I am all about pursuing our passions. And sometimes we will have multiple passions. But I also think it’s really important to evaluate what it takes to be the best at that particular passion. I believe in a spirit of excellence and bringing that to whatever you feel you are chosen to do. It was easy for me to make the decision to walk away from songwriting because I wasn’t willing to do the work to bring it to an excellent level.
But this … this here writing books and teaching writing and sharing my lessons on building a brand and blog literally from ZERO to something. I am willing. I am willing to spend the long nights and the Saturdays and the countless hours of research on doing it. First of all, I have a lot more of a natural knack for it. I had to teach myself so much about songwriting. I never had to teach myself how to write. How to share stories. Sure, I continue to grow in that area and read to improve, etc. But it has always been in me, I just tried to run from it.
The reality for most of us is that in this day and age everyone wants to have a thing. Everyone wants to be important somehow. Which is sometimes really annoying when you know a bunch of Dream Chasers and you feel bad that you can’t support every single person you know without literally going broke. But in either case, sometimes we just see a road that looks popular or looks like an easy way to be successful and we pursue it without any of the love and the grit that it takes to get you “there.”
I see it in my husband. I see that his love for music outweighs the TONS of BS that he deals with on the daily basis. The rejections, the victories, the uphill battles. Although we all get discouraged at times, they don’t knock him off. I couldn’t maintain that with music. My battles made me feel like I was not good enough and that I never would be even if I tried. But the rejections with writing don’t do that for me. No matter how many NOs I get, or book roundups I’m left out of or whatever the case may be, no one - no one can tell me that I am not a good writer.
I may not be to my “great” yet, but I know that I am good and that with continued work and producing, I will be. Does it mean that my heart doesn’t sink when I get a “that’s a no” from pitches or whatever? NOPE. It does. I feel bad sometimes and wonder if I am good enough but there is a resounding YES in my spirit every time to reassure me.

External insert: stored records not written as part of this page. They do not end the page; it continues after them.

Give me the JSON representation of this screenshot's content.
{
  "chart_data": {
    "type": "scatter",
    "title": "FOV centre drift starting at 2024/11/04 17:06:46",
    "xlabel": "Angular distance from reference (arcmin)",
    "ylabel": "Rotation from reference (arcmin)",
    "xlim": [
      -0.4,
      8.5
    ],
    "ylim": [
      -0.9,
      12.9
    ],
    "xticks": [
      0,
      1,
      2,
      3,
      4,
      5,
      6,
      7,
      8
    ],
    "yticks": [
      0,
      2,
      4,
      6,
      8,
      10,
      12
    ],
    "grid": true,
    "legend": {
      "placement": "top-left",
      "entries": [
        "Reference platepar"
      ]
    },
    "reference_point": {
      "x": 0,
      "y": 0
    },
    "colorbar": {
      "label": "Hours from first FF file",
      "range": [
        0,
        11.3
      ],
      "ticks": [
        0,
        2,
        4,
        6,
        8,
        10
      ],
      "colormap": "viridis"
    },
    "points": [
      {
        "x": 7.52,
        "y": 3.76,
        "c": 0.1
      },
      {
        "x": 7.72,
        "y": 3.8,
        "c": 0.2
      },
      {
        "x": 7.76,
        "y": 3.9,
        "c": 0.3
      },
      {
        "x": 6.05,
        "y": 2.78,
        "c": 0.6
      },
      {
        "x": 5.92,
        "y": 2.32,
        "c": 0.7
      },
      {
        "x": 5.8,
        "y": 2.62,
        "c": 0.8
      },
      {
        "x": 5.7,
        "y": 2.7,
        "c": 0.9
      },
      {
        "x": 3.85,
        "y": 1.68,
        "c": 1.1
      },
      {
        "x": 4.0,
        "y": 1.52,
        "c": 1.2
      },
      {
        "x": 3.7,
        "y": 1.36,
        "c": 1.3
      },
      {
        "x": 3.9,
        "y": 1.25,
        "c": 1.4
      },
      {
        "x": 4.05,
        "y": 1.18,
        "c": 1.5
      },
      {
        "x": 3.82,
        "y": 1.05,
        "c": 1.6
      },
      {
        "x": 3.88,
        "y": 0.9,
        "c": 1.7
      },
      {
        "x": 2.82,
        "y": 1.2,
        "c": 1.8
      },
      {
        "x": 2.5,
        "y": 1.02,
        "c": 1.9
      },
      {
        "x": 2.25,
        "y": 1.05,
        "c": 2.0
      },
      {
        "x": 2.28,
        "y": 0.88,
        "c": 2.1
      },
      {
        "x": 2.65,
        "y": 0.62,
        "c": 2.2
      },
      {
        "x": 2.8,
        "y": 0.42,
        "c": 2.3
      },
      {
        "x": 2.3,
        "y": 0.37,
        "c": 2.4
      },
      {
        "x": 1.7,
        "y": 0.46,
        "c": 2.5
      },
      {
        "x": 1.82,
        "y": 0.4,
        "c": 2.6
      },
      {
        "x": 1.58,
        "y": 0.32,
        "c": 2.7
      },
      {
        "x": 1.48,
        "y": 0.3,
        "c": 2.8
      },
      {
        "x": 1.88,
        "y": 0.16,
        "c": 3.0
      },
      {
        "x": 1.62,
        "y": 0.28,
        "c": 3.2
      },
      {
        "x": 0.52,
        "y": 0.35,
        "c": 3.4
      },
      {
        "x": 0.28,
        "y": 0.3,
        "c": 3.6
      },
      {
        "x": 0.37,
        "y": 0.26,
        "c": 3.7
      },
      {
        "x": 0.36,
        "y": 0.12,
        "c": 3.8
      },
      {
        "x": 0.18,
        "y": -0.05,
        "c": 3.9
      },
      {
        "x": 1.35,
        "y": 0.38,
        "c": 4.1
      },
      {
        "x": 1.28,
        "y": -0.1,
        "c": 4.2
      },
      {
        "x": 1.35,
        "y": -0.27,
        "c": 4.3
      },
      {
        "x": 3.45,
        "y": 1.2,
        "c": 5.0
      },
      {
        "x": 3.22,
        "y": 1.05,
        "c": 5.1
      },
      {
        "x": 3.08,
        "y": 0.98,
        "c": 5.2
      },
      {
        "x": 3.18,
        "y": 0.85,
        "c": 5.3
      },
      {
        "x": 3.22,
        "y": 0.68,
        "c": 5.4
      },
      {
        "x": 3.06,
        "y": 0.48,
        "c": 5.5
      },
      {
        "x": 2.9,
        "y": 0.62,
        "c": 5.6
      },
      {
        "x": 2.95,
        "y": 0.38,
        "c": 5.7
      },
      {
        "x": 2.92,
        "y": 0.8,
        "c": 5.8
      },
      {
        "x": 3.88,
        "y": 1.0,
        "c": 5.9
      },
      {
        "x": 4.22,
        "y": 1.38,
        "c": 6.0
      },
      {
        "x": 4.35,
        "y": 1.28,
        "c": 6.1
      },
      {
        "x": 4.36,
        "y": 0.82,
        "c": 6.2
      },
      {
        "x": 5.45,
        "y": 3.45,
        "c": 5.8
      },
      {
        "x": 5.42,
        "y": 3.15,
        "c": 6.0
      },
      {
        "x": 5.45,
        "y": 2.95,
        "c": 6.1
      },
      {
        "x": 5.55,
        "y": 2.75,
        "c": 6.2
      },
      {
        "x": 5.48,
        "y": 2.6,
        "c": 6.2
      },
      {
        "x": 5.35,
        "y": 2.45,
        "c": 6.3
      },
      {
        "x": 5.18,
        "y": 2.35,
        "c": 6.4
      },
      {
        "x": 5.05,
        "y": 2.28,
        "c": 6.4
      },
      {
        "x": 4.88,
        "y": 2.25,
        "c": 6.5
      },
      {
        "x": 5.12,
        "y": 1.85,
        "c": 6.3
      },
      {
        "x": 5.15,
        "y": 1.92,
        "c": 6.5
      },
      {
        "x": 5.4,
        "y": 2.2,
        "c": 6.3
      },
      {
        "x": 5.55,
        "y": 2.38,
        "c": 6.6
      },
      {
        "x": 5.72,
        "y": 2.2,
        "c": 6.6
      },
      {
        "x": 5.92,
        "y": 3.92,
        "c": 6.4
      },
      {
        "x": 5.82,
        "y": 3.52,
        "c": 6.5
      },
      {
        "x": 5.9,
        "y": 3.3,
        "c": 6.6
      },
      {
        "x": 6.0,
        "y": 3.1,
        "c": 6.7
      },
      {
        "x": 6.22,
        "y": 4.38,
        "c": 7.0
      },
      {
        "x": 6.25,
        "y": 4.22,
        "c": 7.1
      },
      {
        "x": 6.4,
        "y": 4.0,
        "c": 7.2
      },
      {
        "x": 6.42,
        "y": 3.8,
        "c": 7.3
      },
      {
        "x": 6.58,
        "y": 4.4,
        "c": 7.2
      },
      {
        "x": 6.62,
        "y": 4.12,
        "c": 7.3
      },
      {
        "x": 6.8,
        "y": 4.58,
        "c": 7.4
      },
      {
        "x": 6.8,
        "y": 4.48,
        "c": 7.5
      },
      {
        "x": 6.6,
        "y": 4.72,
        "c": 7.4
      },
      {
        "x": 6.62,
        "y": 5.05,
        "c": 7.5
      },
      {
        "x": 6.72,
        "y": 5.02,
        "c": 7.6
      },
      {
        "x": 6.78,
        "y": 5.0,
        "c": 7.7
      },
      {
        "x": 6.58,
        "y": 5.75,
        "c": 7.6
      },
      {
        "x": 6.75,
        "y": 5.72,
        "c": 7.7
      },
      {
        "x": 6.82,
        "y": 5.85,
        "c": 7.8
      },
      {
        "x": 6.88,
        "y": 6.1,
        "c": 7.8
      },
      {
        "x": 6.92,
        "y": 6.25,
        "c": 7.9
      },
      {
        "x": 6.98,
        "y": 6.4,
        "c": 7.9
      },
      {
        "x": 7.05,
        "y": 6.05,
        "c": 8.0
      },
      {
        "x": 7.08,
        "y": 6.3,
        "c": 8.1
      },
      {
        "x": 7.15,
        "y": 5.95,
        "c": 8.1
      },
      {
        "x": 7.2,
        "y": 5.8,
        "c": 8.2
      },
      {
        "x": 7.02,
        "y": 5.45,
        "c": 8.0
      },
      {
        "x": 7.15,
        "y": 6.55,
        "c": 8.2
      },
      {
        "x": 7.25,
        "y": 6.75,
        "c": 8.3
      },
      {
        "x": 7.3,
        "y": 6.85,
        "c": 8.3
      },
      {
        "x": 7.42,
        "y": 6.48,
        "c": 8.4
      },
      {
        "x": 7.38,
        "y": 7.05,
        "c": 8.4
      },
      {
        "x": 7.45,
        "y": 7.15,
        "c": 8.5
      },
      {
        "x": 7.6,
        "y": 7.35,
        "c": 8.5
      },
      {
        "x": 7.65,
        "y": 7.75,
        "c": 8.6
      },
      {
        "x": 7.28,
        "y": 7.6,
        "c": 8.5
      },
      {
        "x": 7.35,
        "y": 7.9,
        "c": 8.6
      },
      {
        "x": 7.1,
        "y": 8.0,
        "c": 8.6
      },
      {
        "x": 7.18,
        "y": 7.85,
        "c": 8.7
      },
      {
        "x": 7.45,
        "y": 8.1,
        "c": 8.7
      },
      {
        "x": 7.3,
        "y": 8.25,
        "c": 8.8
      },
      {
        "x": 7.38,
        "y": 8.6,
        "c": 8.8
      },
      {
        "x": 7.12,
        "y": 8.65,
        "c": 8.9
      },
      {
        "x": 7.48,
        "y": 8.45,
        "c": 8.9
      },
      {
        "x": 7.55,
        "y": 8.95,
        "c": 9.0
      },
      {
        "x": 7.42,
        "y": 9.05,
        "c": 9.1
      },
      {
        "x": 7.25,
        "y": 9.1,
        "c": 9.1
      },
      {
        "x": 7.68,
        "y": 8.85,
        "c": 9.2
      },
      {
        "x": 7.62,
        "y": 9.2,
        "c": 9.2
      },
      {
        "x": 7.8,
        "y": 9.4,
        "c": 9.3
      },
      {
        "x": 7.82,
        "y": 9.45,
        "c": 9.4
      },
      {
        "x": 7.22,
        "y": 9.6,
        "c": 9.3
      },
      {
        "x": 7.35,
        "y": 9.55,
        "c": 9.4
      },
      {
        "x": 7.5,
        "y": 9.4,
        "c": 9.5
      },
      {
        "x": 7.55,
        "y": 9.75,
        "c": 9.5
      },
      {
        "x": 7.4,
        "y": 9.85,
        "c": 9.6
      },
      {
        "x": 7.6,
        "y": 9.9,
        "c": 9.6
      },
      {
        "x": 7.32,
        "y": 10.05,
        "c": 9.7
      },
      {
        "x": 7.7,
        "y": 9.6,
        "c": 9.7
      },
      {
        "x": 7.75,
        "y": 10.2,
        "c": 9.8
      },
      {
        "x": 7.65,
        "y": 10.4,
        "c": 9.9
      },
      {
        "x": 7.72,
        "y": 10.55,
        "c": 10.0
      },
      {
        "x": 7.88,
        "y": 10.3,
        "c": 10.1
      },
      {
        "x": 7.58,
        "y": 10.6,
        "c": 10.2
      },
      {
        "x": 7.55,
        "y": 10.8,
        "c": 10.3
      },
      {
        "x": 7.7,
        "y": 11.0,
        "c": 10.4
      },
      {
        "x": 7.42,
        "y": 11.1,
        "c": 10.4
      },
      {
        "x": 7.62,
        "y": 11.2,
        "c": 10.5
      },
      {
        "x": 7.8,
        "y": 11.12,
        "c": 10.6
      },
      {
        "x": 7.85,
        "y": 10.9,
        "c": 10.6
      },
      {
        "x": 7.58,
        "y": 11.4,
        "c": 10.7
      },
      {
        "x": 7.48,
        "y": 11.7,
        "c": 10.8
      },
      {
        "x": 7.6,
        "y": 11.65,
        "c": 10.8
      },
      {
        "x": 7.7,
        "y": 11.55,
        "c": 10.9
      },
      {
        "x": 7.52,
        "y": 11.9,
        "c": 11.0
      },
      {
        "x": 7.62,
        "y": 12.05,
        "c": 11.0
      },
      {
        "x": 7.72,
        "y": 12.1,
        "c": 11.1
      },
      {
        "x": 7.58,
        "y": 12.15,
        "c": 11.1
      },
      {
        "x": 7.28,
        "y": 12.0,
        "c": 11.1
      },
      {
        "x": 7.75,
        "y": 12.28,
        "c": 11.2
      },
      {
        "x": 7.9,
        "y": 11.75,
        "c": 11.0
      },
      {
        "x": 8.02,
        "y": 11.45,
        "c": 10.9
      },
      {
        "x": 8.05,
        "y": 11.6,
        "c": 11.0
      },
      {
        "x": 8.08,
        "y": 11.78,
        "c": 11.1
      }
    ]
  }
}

So even now, I feel like I have been writing and blogging seriously for some time now and you could say that this is another crossroads for me. But I’ve decided in this season that I will just keep getting better. No turning back or running away. This feels like part of the thing (because who knows, God probably has a lot more), that I was born to do. I am a writer and everything that means. So I will keep getting better, striving for excellence because well, for this type writing, quitting is not an option. I love it too much.